In this example I will type check function calls only, to do this the functions being called need to be annotated.
Here is the code that we will typecheck
def inc(a: int, b: int) -> int:
return a + 1
def foo(a: float) -> float:
return inc(a, "a") # type error here
The first thing we need to do is to parse the code into an AST and then traversing the AST. Parsing is easy just call ast.parse and you’re done. To visit we need to extend ast.NodeVisitor implementing the methods that we have interest. In this case I will visit function definitions (to gather typing information) and function calls, to effectively do the typechecking.
Here is a skeleton :
import ast
class Typechecker(ast.NodeVisitor):
def __init__(self):
super().__init__()
self.typeenv = {}
def visit_FunctionDef(self, node):
self.generic_visit(node)
def visit_Call(self, node):
self.generic_visit(node)
def typecheck(text, typeenv={}):
tree = ast.parse(text)
Typechecker().visit(tree)
In our Typecheker
class we initialize a typeenv
member that
will hold the type information against what we will typecheck. The
generic_visit method will recurse into child nodes of the AST.
When visiting a FunctionDef we want to add the parameters to the type environment, then visit children nodes (particularly the body of the function, to do the typechecking), then remove the parameters from the type environment. We do this by saving the type environment, extending it with the parameters then restoring it after visiting the body.
from typing import *
import ast
from dataclasses import dataclass
@dataclass(frozen=True)
class FuncSig:
name : str
args : list[str]
ret: str
def __repr__(self):
args = " -> ".join(self.args + [self.ret])
return f"{self.name} : {args}"
class Typechecker(ast.NodeVisitor):
def __init__(self):
super().__init__()
# this is our type environment
self.typeenv = {}
def visit_FunctionDef(self, node):
# save the type environment
oldenv = self.typeenv.copy()
# updathe the type environment with the types of the arguments
self.typeenv.update({arg.arg: arg.annotation.id for arg in node.args.args})
# visit the body
self.generic_visit(node)
# take the signature of this function being defined
signature = FuncSig(node.name, [arg.annotation.id for arg in node.args.args],
node.returns.id)
# restore the old type environment, without the type of the arguments
self.typeenv = oldenv
# extend it with the now defined function
self.typeenv[node.name] = signature
Here FuncSig
is just a dataclass that I use to hold the function
signature, with some pretty printing.
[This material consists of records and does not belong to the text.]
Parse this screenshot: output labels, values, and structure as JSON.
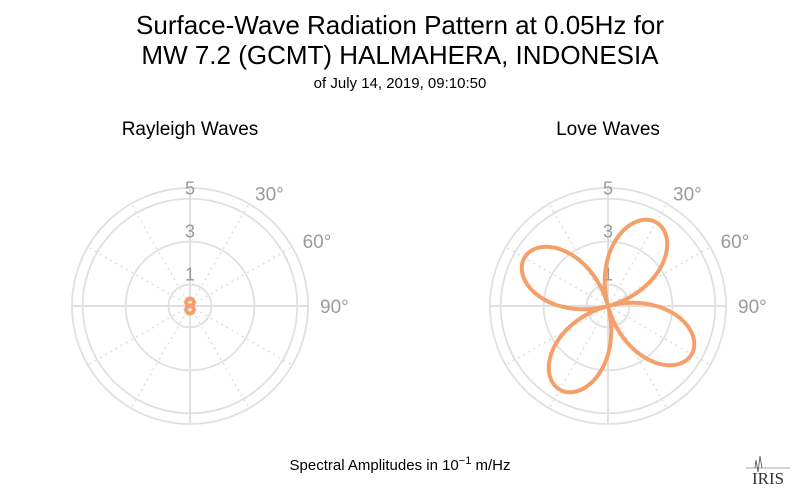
{
  "title_line1": "Surface-Wave Radiation Pattern at 0.05Hz for",
  "title_line2": "MW 7.2 (GCMT) HALMAHERA, INDONESIA",
  "title_line3": "of July 14, 2019, 09:10:50",
  "footer": {
    "prefix": "Spectral Amplitudes in ",
    "base": "10",
    "exponent": "−1",
    "suffix": " m/Hz"
  },
  "logo_text": "IRIS",
  "colors": {
    "pattern": "#F5A06A",
    "grid": "#E0E0E0",
    "label": "#9A9A9A"
  },
  "chart_data": [
    {
      "type": "polar-line",
      "title": "Rayleigh Waves",
      "r_ticks": [
        "1",
        "3",
        "5"
      ],
      "angle_ticks": [
        "30°",
        "60°",
        "90°"
      ],
      "r_max": 5.5,
      "pattern": {
        "form": "two-lobe",
        "peak_amplitude": 0.35,
        "lobe_axis_deg": 0
      }
    },
    {
      "type": "polar-line",
      "title": "Love Waves",
      "r_ticks": [
        "1",
        "3",
        "5"
      ],
      "angle_ticks": [
        "30°",
        "60°",
        "90°"
      ],
      "r_max": 5.5,
      "pattern": {
        "form": "four-lobe",
        "peak_amplitude": 4.5,
        "lobe_axes_deg": [
          30,
          120,
          210,
          300
        ]
      }
    }
  ]
}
The important thing to note is that
we put the arguments in the type environment, recurse into the children nodes
of the AST, and then remove the arguments from the type environment. This is
because the scope of the arguments is the function body so we need to remove them
once we leave the function.
Next we visit the Call. In this case, to keep things simple we check only named functions, so lambda calls will not be checked, and only functions that we have type information. The first thing we do is to check if the function name is in the type environment, if it is then we gather the call arguments and compare to the expected arguments (in the type environment), if they differ we raise a TypeError.
def visit_Call(self, node):
if type(node.func) is ast.Name and node.func.id in self.typeenv:
actual_args = []
for arg in node.args:
if type(arg) is ast.Constant:
actual_args.append(type(arg.value).__name__)
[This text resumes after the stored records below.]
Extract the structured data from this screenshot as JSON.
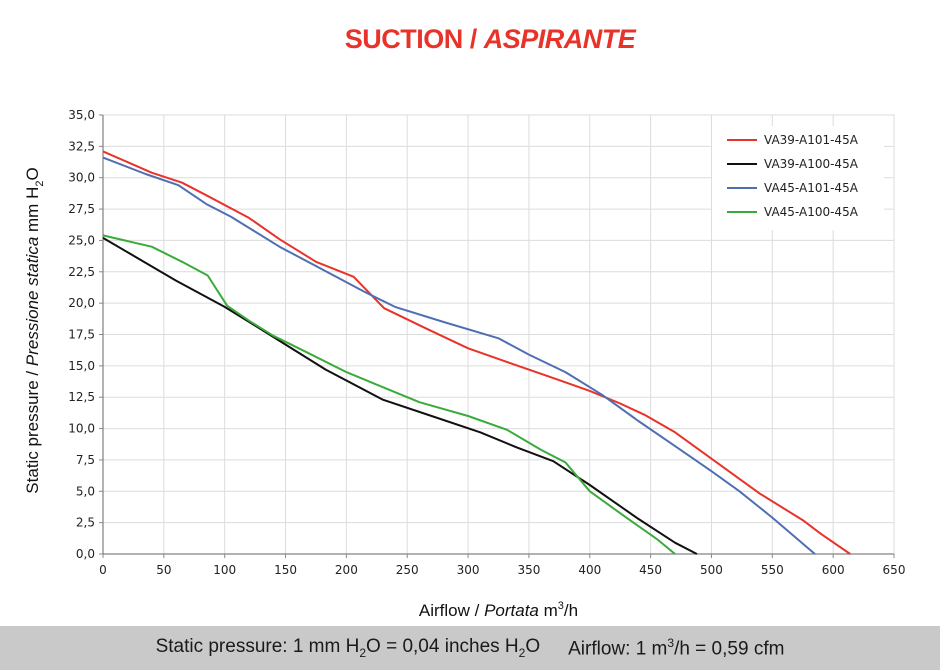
{
  "title": {
    "main": "SUCTION",
    "sep": " / ",
    "italic": "ASPIRANTE"
  },
  "footer": {
    "pressure": {
      "a": "Static pressure: 1 mm H",
      "sub1": "2",
      "b": "O = 0,04 inches H",
      "sub2": "2",
      "c": "O"
    },
    "airflow": {
      "a": "Airflow: 1 m",
      "sup": "3",
      "b": "/h = 0,59 cfm"
    }
  },
  "chart_data": {
    "type": "line",
    "xlabel": {
      "a": "Airflow / ",
      "italic": "Portata",
      "b": " m",
      "sup": "3",
      "c": "/h"
    },
    "ylabel": {
      "a": "Static pressure / ",
      "italic": "Pressione statica",
      "b": " mm H",
      "sub": "2",
      "c": "O"
    },
    "xlim": [
      0,
      650
    ],
    "ylim": [
      0,
      35
    ],
    "x_ticks": [
      "0",
      "50",
      "100",
      "150",
      "200",
      "250",
      "300",
      "350",
      "400",
      "450",
      "500",
      "550",
      "600",
      "650"
    ],
    "y_ticks": [
      "0,0",
      "2,5",
      "5,0",
      "7,5",
      "10,0",
      "12,5",
      "15,0",
      "17,5",
      "20,0",
      "22,5",
      "25,0",
      "27,5",
      "30,0",
      "32,5",
      "35,0"
    ],
    "grid": true,
    "legend_position": "top-right",
    "series": [
      {
        "name": "VA39-A101-45A",
        "color": "#e8332a",
        "points": [
          [
            0,
            32.1
          ],
          [
            40,
            30.4
          ],
          [
            65,
            29.6
          ],
          [
            85,
            28.6
          ],
          [
            120,
            26.8
          ],
          [
            145,
            25.1
          ],
          [
            175,
            23.3
          ],
          [
            206,
            22.1
          ],
          [
            231,
            19.6
          ],
          [
            265,
            18.0
          ],
          [
            300,
            16.4
          ],
          [
            335,
            15.2
          ],
          [
            365,
            14.2
          ],
          [
            400,
            13.0
          ],
          [
            425,
            12.0
          ],
          [
            445,
            11.1
          ],
          [
            470,
            9.7
          ],
          [
            500,
            7.6
          ],
          [
            540,
            4.8
          ],
          [
            575,
            2.7
          ],
          [
            590,
            1.6
          ],
          [
            614,
            0
          ]
        ]
      },
      {
        "name": "VA39-A100-45A",
        "color": "#111111",
        "points": [
          [
            0,
            25.2
          ],
          [
            30,
            23.5
          ],
          [
            60,
            21.8
          ],
          [
            100,
            19.7
          ],
          [
            140,
            17.3
          ],
          [
            183,
            14.7
          ],
          [
            230,
            12.3
          ],
          [
            270,
            11.0
          ],
          [
            310,
            9.7
          ],
          [
            340,
            8.5
          ],
          [
            370,
            7.4
          ],
          [
            400,
            5.5
          ],
          [
            440,
            2.8
          ],
          [
            470,
            0.9
          ],
          [
            488,
            0
          ]
        ]
      },
      {
        "name": "VA45-A101-45A",
        "color": "#4f6fb3",
        "points": [
          [
            0,
            31.6
          ],
          [
            35,
            30.3
          ],
          [
            62,
            29.4
          ],
          [
            85,
            27.9
          ],
          [
            105,
            26.9
          ],
          [
            145,
            24.5
          ],
          [
            180,
            22.7
          ],
          [
            215,
            20.9
          ],
          [
            240,
            19.7
          ],
          [
            280,
            18.5
          ],
          [
            325,
            17.2
          ],
          [
            350,
            15.9
          ],
          [
            380,
            14.5
          ],
          [
            410,
            12.7
          ],
          [
            440,
            10.6
          ],
          [
            470,
            8.6
          ],
          [
            500,
            6.6
          ],
          [
            523,
            5.0
          ],
          [
            550,
            2.9
          ],
          [
            585,
            0
          ]
        ]
      },
      {
        "name": "VA45-A100-45A",
        "color": "#3aab3a",
        "points": [
          [
            0,
            25.4
          ],
          [
            40,
            24.5
          ],
          [
            65,
            23.3
          ],
          [
            86,
            22.2
          ],
          [
            102,
            19.8
          ],
          [
            120,
            18.6
          ],
          [
            140,
            17.4
          ],
          [
            165,
            16.2
          ],
          [
            200,
            14.5
          ],
          [
            230,
            13.3
          ],
          [
            260,
            12.1
          ],
          [
            300,
            11.0
          ],
          [
            332,
            9.9
          ],
          [
            360,
            8.3
          ],
          [
            380,
            7.3
          ],
          [
            400,
            5.0
          ],
          [
            430,
            2.9
          ],
          [
            455,
            1.2
          ],
          [
            470,
            0
          ]
        ]
      }
    ]
  }
}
elif type(arg) is ast.Name:
if arg.id in self.typeenv:
actual_args.append(self.typeenv[arg.id])
else:
# Cannot typecheck, no type information
return
expected_args = self.typeenv[node.func.id].args
# dumb typechecking
if actual_args != expected_args:
raise TypeError(f"Type error in call for {node.func.id}, "
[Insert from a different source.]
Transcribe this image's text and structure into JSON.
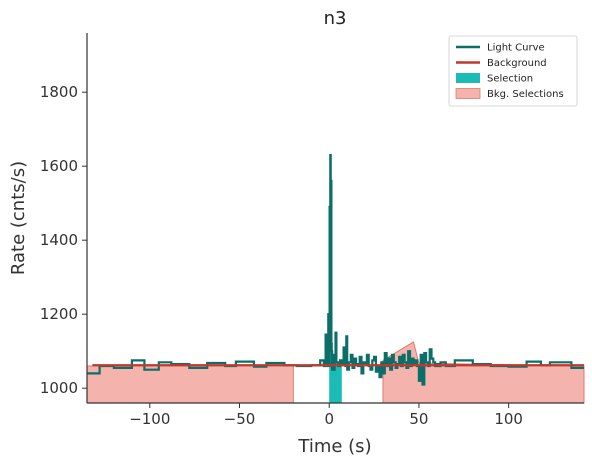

f"expected : {expected_args}, found : {actual_args}")
self.generic_visit(node)
Here we consider two kinds of arguments in the call, constants are
checked for its type, if it’s a variable instead, we check in the type
environment for by its name, if no type is found in the type
environment we silently giveup. If we could gather all the type
information we need and the types differ we raise a TypeError
and
that’s it!
Putting all together, here is the full code : https://gist.github.com/dhilst/24bfd7904ccefb542abf7fa099e7e516
With this in hand you should be abble to tweak it and extend to it play with typechecking ideas (like typechecking with generics or type inference) without the need to bootstrap a whole grammar etc. Also you can use this kind of technique to lint your Python code, forbidden some functions that you consider unsafe for exmaple, ensure immutability, linearity, etc.
Cheers